Coherence is not calm — it is integration
The final stage of this framework is not a destination so much as a quality of being. Coherence means that the different parts of your system — physiological, emotional, behavioural, relational — are no longer working against each other. You respond rather than react. You express rather than perform. You make choices from your own values rather than from the imperatives of a nervous system still running old survival programmes.
This is not a return to who you were before. The person who went through what you went through has been changed by it. Coherence is not restoration; it is integration — the capacity to bring all of that experience forward into the life you are building now, with agency and self-trust rather than despite yourself.
What this looked like in practice
For me, this framework was not theoretical. It was the map I followed out of a health collapse that had been years in the making — cortisol-resistant hypothyroidism, cardiac symptoms, a nervous system that had simply run out of capacity to compensate. The physiological work came first: nutrition, hormonal stabilisation, rest. Then the slower work of behavioural patterns, emotional processing, somatic practice.

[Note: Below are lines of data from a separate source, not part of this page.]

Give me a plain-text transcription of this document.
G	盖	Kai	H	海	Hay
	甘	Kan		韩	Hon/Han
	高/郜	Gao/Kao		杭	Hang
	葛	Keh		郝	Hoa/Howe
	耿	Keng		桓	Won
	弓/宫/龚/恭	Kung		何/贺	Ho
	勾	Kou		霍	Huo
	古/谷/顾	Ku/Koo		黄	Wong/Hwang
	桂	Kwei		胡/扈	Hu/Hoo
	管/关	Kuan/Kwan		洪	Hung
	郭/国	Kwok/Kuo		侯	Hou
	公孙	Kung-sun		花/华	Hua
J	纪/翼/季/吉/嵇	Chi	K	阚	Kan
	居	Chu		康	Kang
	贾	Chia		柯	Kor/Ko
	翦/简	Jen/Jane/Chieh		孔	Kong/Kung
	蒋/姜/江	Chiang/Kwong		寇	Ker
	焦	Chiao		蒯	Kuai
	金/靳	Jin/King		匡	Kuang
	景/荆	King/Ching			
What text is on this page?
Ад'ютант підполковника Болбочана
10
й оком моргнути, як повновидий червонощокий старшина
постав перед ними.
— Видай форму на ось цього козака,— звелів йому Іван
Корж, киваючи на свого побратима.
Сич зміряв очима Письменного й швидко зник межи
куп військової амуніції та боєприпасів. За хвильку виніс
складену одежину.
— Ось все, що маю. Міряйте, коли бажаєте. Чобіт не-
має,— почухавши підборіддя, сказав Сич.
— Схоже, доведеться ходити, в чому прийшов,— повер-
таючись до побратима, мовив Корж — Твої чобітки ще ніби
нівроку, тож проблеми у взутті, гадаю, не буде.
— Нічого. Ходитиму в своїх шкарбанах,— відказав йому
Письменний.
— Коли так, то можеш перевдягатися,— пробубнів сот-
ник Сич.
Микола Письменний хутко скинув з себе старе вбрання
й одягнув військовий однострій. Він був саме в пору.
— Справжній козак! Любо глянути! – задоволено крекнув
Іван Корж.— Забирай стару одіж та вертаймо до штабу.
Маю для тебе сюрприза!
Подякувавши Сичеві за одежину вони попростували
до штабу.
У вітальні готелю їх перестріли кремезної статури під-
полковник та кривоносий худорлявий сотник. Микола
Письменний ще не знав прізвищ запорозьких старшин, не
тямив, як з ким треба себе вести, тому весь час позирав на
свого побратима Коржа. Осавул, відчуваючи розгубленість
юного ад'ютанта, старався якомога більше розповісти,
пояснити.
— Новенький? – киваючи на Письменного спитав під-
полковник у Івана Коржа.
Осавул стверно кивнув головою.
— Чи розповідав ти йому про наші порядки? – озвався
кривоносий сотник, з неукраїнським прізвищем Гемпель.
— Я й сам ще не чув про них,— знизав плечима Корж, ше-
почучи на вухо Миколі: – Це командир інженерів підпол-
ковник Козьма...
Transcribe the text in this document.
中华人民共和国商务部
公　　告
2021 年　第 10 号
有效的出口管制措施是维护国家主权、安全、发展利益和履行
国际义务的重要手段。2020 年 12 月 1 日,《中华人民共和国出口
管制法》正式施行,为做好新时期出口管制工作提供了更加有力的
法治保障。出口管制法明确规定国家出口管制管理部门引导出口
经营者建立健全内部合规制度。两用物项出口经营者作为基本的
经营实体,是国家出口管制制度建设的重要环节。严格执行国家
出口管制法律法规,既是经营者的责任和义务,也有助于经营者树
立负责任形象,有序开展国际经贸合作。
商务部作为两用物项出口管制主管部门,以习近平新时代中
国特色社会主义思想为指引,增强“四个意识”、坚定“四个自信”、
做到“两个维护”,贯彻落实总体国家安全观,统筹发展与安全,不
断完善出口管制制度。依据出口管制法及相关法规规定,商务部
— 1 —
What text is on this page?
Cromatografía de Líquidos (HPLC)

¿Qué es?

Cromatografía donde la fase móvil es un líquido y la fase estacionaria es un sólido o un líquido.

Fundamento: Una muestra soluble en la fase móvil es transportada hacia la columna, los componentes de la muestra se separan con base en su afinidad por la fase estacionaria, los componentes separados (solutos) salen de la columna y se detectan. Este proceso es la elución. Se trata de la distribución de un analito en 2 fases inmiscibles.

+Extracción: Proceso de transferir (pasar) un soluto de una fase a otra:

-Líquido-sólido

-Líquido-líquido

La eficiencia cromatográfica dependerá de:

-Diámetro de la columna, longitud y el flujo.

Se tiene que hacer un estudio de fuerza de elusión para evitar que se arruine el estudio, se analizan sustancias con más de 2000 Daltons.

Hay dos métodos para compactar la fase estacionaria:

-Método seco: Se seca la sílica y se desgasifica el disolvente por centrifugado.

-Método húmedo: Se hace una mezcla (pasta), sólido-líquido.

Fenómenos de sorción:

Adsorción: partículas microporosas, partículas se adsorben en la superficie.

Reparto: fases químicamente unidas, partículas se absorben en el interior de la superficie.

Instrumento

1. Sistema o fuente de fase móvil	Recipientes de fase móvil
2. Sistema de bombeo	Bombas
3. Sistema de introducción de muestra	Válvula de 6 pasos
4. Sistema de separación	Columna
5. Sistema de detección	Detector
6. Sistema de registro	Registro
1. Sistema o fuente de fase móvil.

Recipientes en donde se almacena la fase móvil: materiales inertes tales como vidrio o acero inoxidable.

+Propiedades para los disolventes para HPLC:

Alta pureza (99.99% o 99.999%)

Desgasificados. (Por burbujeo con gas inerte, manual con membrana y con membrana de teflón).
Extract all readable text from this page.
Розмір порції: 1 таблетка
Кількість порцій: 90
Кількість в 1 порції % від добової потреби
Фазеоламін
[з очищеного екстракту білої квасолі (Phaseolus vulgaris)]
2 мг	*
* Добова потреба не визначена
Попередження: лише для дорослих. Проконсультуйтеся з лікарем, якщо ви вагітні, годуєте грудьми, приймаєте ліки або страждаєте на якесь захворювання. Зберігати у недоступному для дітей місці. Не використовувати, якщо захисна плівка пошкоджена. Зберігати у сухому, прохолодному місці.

In practical terms, it meant halving my workload. Stepping off cycles I could not control. Stopping the attempt to regulate other people's behaviour through my own exhaustion. Beginning to live by my own rhythms rather than reacting to the currents of other people's expectations.
The path was not immediate and it was not linear. But for the first time in decades, I understood that wholeness was possible — not as something to achieve, but as something to return to, one choice, one moment, one breath at a time.
If you recognise yourself somewhere in this framework — if you are somewhere in the middle of it, or wondering if you might be approaching the edge — that recognition itself is the first stage. You do not need to have the answers. You just need to be willing to ask the question honestly.